This is really nice. I think this would work really well as a GitLab integration i.e. Use GitLab's UI when online, but store the issues in your repository so it's available offline etc.
That's my main issue with GitLab, there is so much interesting innovation that they could do w.r.t. tooling but instead they play it safe by copying Github or providing integrated services that are already possible in Github.
I genuinely feel this is not the case. GitLab is so much more - it encompasses the full DevOps Lifecycle in a single application. If you haven't checked out our homepage recently, it might be interesting for you to rediscover what GitLab offers - https://about.gitlab.com/
Full disclosure: I work for GitLab, but what I stated above has nothing to do with the fact, it's how I personally see GitLab as a product.
> GitLab is so much more - it encompasses the full DevOps Lifecycle in a single application
That's what I meant by "integrated services already possible with Github". I guess you are familiar with Github Marketplace.
I don't mean to offend GitLab, it's a great service, I just mean that it could be much more if it worked on low level things too, like storage of issues as git objects, or federated instances. These are hard problems that won't make GitLab easy sell to a manager but definitely interesting things that would get developers attention.

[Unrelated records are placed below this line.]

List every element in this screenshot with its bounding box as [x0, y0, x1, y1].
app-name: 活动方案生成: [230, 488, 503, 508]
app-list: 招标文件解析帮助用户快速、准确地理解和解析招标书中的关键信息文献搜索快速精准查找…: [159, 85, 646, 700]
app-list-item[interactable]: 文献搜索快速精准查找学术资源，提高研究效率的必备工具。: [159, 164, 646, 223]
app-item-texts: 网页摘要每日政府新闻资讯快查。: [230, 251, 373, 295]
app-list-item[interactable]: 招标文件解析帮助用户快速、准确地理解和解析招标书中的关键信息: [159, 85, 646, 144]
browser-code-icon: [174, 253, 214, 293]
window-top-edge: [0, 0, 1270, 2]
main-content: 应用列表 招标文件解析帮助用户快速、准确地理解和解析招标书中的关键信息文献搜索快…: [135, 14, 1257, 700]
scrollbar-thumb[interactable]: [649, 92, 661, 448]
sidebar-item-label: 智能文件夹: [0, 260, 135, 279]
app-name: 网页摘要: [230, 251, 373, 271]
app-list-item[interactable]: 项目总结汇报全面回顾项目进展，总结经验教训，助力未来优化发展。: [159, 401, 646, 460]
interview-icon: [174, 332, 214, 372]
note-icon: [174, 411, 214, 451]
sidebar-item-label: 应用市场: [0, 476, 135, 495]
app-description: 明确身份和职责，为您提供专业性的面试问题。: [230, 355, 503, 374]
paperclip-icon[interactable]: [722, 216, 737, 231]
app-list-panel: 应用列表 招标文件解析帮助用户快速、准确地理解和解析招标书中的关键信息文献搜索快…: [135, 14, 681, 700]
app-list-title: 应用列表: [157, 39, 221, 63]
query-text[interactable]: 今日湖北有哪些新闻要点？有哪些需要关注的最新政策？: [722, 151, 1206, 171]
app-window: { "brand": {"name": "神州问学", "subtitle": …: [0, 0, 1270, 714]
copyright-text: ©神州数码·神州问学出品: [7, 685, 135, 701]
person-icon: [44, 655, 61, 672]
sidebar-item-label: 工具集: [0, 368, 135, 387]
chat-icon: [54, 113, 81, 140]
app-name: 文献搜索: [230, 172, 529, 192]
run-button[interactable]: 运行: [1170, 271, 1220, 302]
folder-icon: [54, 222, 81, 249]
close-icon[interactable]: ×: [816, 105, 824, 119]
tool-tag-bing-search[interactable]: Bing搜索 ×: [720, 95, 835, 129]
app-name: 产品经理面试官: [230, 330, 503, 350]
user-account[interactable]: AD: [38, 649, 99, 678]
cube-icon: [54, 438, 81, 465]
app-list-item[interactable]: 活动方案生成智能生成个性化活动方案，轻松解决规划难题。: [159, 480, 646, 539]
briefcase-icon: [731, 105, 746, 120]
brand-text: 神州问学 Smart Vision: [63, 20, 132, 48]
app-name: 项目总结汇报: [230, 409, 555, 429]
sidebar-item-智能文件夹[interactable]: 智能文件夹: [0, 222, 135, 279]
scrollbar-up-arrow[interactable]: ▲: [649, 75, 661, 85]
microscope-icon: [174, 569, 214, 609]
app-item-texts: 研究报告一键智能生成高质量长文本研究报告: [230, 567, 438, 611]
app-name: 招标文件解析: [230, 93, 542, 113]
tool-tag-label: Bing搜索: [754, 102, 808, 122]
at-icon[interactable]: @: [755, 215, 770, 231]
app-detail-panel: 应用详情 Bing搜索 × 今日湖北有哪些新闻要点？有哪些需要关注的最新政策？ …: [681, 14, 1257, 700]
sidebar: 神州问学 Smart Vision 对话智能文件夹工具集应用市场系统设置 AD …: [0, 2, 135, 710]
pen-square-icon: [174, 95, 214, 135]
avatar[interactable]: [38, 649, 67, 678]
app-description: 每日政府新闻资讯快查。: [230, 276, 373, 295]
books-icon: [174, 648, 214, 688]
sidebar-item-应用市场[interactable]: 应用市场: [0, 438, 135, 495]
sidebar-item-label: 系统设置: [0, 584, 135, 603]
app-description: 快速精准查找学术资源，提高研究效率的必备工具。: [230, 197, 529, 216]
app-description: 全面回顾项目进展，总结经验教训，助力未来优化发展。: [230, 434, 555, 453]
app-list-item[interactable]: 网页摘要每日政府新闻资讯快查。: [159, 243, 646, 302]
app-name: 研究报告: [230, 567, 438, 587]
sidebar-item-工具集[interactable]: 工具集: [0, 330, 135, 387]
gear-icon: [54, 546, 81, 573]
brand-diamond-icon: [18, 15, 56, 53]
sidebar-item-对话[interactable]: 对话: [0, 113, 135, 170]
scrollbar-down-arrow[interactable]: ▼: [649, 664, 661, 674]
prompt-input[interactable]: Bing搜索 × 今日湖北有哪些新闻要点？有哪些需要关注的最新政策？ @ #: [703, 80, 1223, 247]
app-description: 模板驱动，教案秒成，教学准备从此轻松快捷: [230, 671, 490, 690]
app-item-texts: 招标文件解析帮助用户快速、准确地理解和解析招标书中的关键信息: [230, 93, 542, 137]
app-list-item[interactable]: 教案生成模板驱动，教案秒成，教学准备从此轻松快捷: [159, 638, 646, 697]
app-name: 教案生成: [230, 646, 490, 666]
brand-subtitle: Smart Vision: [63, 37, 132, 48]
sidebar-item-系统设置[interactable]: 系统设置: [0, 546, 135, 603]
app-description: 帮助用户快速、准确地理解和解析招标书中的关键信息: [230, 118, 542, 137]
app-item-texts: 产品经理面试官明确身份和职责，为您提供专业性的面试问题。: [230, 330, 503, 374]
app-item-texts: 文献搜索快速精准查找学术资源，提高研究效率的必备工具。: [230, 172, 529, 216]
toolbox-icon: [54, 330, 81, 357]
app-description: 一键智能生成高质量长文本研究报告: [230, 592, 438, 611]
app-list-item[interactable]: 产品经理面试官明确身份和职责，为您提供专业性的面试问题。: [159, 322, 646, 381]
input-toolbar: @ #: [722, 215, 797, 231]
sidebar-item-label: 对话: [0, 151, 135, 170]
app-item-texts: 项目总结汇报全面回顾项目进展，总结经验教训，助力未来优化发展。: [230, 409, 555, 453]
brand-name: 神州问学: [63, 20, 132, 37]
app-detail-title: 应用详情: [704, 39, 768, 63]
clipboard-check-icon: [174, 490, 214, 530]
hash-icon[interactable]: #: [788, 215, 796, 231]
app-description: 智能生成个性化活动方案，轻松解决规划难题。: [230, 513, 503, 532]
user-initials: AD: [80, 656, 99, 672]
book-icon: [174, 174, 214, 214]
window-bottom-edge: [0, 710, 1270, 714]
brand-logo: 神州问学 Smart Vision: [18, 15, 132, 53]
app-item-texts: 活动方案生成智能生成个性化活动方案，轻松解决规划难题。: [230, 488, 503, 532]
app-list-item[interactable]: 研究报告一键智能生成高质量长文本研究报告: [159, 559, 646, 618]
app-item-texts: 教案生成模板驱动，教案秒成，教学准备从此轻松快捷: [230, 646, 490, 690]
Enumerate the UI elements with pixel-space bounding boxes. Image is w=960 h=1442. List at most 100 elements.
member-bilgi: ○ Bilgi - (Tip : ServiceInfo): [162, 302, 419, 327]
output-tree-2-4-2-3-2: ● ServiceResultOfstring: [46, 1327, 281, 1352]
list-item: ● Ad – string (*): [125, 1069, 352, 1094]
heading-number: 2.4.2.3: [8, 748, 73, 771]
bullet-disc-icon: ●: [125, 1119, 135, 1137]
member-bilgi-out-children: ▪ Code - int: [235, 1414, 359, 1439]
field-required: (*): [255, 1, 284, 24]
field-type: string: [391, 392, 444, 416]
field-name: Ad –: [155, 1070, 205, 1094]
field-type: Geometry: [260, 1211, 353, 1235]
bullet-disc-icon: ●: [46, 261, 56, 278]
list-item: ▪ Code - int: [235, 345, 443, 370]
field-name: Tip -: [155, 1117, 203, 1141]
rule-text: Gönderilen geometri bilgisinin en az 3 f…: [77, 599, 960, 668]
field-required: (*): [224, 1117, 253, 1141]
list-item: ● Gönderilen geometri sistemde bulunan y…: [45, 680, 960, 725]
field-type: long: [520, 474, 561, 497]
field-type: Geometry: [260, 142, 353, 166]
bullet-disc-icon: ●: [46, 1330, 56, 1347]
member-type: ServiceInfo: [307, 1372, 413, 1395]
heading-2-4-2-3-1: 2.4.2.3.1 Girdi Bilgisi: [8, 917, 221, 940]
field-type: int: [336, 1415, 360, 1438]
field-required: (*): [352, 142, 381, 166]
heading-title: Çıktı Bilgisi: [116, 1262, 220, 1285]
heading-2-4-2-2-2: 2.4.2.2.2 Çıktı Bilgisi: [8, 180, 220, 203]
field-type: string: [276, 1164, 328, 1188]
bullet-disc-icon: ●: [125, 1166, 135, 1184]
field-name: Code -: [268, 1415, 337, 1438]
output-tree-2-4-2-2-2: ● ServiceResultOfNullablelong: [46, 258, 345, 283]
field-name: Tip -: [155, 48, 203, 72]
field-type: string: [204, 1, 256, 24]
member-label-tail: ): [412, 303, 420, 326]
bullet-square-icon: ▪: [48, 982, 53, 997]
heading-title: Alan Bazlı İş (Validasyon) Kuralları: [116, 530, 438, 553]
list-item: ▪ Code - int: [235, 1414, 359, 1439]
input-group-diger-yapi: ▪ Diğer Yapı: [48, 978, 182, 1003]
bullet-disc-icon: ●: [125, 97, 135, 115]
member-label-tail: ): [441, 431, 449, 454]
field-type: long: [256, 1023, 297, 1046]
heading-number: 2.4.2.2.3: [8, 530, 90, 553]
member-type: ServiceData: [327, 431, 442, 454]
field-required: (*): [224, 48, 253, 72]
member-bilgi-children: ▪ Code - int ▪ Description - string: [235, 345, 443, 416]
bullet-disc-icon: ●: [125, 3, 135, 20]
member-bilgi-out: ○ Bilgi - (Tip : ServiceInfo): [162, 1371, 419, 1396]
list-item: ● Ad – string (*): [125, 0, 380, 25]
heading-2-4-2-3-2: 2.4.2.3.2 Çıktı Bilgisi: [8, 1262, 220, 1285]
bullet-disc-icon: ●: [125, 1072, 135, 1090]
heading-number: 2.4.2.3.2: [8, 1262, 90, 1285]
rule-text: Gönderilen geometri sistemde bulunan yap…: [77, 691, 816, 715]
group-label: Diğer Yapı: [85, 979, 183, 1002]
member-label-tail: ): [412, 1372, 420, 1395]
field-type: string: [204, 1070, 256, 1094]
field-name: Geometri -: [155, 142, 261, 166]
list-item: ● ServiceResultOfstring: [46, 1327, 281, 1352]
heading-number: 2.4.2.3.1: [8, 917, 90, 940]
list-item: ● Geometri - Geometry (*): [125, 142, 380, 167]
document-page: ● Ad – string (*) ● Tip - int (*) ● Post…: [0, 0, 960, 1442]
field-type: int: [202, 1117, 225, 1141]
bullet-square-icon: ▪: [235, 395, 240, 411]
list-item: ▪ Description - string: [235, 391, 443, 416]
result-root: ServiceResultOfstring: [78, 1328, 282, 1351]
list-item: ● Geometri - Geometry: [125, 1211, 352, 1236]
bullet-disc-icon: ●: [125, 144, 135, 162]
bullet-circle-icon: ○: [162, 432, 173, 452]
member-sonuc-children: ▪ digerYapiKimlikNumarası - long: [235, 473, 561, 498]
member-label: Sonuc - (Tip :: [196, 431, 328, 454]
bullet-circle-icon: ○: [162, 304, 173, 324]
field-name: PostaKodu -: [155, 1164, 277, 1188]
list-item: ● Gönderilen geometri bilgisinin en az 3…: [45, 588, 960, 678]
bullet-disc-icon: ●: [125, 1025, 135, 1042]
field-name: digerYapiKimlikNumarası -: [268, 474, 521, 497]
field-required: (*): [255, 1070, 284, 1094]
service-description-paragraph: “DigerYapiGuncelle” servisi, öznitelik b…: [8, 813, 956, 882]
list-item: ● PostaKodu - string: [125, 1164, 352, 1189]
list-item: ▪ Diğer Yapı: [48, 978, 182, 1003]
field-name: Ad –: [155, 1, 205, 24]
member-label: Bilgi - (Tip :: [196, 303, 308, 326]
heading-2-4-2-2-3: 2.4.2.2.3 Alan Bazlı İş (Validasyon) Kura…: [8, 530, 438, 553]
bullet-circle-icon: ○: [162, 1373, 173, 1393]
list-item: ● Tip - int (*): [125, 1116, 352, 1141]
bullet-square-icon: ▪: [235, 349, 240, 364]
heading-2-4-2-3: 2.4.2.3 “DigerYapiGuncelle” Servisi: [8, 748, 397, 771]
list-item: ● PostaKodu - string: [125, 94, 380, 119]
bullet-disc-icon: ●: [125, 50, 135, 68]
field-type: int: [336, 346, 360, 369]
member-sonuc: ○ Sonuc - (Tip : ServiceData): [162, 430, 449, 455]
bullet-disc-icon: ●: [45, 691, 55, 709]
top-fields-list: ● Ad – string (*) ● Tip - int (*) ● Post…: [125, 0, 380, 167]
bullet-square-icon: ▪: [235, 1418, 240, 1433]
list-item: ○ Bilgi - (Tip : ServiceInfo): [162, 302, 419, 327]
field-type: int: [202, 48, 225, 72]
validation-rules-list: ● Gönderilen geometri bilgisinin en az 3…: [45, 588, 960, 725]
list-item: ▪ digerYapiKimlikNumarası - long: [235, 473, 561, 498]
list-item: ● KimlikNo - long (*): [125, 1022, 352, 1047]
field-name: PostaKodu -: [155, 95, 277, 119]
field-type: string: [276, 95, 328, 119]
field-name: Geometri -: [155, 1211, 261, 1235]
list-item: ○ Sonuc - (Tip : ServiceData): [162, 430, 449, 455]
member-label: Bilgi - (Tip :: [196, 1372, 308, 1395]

We have some low-level stuff on our roadmap (e.g. federated Merge Requests [1], federated GitLab instances [2], cross-platform mentions [3] - i.e. mentioning GitHub users). These didn't get prioritized yet, but it's only a matter of time. We have limited resources so we have to prioritize and scope out releases in a such a way that it advances both our vision and satisfies customer requests.
A really interesting low-level component that we created and use in production is gitaly [4] (which is a git RPC component that aims to completely remove GitLab's dependency on NFS for repository access - and replace it with gitaly itself).